Effect of pH and metal ions concentration on naphthenate deposition

The pH of produced water samples from Field L02 range from 6.9 to 8.9, which are above the threshold value of 6.0 (Table 1). The values of TAN in crude oil samples in Field L02 indicate the presence of naphthenic acids in the oil samples (Table 1). Produced water composition is known to play a significant role in the basic naphthenate formation mechanism. Therefore, the pH of the produced water samples can induce the formation of naphthenates in this field, in other words, the pH of Field L02 production system, as measured, presents a good condition for metal naphthenate precipitation.

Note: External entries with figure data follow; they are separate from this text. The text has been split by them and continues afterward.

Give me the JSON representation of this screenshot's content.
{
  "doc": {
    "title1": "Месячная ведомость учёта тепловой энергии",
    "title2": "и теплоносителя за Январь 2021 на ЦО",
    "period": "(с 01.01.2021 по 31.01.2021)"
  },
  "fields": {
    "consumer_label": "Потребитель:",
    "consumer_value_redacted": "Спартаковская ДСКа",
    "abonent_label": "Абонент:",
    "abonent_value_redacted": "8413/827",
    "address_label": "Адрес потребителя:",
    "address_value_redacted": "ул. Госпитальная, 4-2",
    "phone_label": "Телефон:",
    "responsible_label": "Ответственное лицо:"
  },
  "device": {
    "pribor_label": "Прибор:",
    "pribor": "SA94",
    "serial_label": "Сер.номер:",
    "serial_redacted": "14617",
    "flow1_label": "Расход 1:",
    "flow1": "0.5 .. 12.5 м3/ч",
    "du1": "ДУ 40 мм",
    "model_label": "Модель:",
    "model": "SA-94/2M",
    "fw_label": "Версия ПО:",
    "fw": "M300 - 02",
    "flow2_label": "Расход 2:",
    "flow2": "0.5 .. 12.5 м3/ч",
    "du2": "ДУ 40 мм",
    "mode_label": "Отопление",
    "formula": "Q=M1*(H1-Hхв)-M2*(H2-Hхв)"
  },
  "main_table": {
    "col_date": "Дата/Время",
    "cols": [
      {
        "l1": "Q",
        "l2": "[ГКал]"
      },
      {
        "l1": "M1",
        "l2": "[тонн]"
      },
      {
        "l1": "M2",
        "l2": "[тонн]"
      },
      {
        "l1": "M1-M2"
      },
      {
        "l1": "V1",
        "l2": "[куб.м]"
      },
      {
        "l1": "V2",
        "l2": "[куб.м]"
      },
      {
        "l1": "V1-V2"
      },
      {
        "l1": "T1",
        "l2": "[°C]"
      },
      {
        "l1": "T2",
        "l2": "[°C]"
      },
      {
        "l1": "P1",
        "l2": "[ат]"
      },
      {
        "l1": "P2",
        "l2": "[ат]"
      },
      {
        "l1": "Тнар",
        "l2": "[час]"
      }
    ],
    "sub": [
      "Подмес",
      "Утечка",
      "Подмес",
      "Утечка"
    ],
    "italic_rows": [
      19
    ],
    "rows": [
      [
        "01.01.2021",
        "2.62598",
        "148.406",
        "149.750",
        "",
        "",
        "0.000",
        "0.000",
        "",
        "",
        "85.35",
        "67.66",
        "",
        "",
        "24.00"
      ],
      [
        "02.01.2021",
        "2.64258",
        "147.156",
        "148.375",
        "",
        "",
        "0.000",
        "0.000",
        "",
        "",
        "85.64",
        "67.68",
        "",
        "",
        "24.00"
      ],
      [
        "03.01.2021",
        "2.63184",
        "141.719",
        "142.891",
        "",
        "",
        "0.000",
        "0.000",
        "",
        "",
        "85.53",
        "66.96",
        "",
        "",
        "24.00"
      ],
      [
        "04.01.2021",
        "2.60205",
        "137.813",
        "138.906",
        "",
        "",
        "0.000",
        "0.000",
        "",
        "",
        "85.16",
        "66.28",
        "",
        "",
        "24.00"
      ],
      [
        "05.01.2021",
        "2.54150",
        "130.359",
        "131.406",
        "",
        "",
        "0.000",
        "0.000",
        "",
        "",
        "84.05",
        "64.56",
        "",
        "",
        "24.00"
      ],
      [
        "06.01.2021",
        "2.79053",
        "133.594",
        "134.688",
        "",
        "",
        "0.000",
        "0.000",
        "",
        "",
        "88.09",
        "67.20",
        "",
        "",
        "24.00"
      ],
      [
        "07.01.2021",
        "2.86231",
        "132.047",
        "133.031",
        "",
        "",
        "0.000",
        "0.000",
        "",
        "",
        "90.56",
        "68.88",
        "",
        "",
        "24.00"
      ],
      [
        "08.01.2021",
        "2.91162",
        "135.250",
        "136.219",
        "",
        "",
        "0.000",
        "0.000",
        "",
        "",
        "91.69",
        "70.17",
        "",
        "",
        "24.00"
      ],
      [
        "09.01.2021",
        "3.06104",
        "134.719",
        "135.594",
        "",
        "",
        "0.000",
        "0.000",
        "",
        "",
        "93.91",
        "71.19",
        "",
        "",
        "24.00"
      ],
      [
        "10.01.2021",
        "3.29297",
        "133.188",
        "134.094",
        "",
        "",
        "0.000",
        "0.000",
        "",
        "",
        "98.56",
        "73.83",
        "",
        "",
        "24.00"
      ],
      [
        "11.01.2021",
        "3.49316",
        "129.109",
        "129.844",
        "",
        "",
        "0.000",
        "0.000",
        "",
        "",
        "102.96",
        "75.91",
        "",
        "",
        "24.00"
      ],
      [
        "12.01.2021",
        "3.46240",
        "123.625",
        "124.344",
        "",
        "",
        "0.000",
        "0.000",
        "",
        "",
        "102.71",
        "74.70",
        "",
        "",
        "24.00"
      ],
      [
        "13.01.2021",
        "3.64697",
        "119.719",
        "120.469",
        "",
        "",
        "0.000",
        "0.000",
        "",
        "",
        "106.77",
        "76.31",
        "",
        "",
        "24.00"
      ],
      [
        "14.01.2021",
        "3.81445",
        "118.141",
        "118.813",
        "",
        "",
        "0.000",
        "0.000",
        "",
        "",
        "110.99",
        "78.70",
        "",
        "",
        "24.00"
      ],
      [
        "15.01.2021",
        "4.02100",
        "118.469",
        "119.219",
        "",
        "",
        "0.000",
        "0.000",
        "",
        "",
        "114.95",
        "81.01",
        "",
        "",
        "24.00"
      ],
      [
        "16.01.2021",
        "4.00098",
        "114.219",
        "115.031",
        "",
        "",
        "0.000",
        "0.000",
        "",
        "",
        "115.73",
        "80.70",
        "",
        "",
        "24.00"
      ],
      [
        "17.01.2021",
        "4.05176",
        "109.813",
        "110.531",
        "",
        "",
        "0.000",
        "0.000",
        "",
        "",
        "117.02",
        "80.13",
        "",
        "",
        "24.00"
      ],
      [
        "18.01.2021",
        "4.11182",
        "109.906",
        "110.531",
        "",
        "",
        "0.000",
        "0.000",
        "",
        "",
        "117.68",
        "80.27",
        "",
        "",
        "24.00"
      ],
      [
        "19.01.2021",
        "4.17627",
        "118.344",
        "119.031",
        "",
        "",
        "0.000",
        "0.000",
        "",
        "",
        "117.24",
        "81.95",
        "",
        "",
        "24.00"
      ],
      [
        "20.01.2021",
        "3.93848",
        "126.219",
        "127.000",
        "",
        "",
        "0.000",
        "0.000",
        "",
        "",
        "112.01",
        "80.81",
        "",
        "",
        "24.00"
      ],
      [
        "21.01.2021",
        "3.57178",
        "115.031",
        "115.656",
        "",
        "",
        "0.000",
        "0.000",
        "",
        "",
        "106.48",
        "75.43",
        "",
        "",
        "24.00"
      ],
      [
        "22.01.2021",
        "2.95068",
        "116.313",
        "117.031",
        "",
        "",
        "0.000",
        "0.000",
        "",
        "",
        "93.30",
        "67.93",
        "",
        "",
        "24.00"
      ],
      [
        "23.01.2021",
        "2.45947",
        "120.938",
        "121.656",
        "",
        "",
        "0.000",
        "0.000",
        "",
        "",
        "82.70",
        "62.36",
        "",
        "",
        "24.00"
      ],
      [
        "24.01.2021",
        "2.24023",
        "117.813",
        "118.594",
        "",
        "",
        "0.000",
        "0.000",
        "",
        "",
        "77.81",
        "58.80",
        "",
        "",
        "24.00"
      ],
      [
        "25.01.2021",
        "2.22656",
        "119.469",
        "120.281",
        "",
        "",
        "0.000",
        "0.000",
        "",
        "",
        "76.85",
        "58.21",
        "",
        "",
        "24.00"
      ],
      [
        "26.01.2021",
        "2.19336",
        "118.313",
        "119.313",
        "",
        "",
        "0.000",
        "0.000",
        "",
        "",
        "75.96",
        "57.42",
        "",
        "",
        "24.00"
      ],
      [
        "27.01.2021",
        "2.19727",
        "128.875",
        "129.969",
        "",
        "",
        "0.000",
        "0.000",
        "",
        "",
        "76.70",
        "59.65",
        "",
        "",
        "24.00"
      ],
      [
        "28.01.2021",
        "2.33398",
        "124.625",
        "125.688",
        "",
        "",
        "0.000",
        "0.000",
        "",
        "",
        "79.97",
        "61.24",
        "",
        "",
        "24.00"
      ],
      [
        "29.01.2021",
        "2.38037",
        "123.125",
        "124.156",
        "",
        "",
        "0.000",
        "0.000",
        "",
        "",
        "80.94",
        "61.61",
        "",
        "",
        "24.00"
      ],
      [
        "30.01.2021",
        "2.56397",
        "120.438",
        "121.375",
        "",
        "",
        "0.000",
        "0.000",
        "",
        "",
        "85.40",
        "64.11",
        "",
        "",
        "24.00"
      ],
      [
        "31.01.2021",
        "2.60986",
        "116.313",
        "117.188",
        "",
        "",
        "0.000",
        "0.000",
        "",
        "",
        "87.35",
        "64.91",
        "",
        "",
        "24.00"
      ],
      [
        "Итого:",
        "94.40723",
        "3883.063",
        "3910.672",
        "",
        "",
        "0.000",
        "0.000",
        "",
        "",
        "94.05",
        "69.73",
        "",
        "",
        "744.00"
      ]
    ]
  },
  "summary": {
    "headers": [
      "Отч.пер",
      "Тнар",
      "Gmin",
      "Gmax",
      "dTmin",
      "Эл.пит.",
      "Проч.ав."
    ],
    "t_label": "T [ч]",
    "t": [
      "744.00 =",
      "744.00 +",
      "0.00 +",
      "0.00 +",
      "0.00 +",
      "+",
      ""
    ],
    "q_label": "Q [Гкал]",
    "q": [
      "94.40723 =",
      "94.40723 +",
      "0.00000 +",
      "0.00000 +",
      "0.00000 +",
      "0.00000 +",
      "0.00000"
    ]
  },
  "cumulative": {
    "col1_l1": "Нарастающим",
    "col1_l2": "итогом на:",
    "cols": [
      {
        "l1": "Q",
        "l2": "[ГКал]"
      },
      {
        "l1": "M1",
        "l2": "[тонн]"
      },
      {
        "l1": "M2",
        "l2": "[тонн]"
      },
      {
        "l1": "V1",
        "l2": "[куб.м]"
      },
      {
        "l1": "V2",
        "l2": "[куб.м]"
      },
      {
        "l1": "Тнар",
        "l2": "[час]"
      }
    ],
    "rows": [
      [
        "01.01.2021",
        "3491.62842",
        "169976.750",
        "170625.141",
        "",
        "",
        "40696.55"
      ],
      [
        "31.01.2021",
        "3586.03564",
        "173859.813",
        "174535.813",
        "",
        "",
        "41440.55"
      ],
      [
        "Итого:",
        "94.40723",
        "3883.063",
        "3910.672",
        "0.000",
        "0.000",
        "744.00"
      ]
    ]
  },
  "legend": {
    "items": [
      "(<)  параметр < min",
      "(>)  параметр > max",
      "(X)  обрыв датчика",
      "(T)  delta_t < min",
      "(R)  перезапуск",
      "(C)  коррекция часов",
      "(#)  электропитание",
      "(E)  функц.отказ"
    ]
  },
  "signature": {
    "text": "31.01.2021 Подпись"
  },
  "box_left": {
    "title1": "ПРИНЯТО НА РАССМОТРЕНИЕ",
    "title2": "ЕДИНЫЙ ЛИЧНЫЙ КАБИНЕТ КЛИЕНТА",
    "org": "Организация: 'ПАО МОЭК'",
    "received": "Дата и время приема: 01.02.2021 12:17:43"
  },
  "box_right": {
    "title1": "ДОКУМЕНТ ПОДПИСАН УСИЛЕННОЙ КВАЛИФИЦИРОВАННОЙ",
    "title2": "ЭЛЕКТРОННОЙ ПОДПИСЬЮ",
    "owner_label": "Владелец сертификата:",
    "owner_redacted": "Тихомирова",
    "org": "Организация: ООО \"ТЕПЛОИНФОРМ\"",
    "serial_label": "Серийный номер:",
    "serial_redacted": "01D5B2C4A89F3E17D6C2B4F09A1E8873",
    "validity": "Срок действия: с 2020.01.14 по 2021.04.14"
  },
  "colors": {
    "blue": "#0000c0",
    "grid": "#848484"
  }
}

The profile of metal ions concentrations of the produced water samples from Field L02 (Table 1) reveals that the levels of Ca++, Na+, Mg++ and Fe++ range from 18.28 to 557.97, 78.30 to 11,380, 2.22 to 810 and 0.28 to 13.48 mg/L, respectively. Ca++and Na+ have average high values; Both Ca++ and Na+ have been implicated in naphthenate formation that resulted organic deposit in production facilities. Calcium naphthenate (CaN) formation has been observed at produced water with pH value greater than 6 (Rousseau et al. 2001; Goldszal et al. 2002; Turner and Smith 2005) while sodium naphthenate (NaN) has been observed at produced water with pH value of about 8.5 (Gallup et al. 2005; Turner and Smith 2005). Therefore, with pH range of 6.9–8.9 and relatively high concentrations of calcium and sodium ions, Field L02 is at a risk of CaN and NaN deposition (Fig. 3). Compared with the concentrations of calcium and sodium ions, the concentrations of magnesium and ferrous ions in produced water samples in this field, though in high pH environment (Fig. 4) is not likely to induce naphthenate formation. Organic deposit (CaN) that results from the reaction Ca++ and naphthenic acid are known to be hard solids while deposit (NaN) from the reaction of Na+ and naphthenic acid is quite soft and also form emulsion at lower concentrations. In essence, the relatively high concentrations of these ions would influence naphthenates precipitation in the production facilities of Field L02. Igwebueze et al. (2013) identified calcium naphthenate (CaN) scale as the major component in the solids in an offshore field in the Niger Delta. Calcium ion concentration in the produced water in the offshore field that witnessed heavy metal-naphthenate deposits was 250 mg/L, and if compared with certain wells (D. E. I and J) in Field L02 with Ca++ concentrations of 130.40, 112.48, 557.97 and 318 mg/L, respectively (Table 1), Field L02 is therefore at high risk of organic deposition. Hence, high concentration of Ca++ and Na+ in Field L02 produced water (brine) can aid formation of metal-naphthenate deposits that could impede production of crude oil in this field.

Fig. 3
figure 3

Cross plot of pH versus concentration of metal ions (Na+ and Ca++) to reveal the possibility of calcium naphthenate and sodium napthenate formation

Fig. 4
figure 4

Cross plot of pH versus concentrations of Mg++ and Fe++ to evaluate the influence of these ions on naphthenate formation

Impact of acetic acid treatment on pH of produced water was investigated; a sample of produced water was taken at well E in Field L02. The result shows the pH after acetic acid treatment was 7.40 which is lower compared with the pH of the sample before acetic acid treatment (8.2). The lowering of pH indicates that the acetic acid treatment is effective and favorable to inhibition of metal-naphthenate deposition.

Conclusions

The values of total acid number of the crude oil samples obtained in Field L02 indicate high acidic composition which is indicative of naphthenic acid content. The pH values of the produced water samples were all above the threshold value of 6.0. The concentrations of metal ions in the produced water samples from Field L02 are relatively high especially the concentrations of Ca++ and Na+, coupled with the high pH values, can aid the formation of metal-naphthenate formation. The results of these parameters indicate occurrence of metal-naphthenate precipitation at the present operating conditions for Field L02 production. Field L02 seems to be experiencing slight deposition already which has the potential to grow into bulk deposition if not properly addressed. Acetic acid treatment was effective to mitigate formation of metal naphthenate deposition.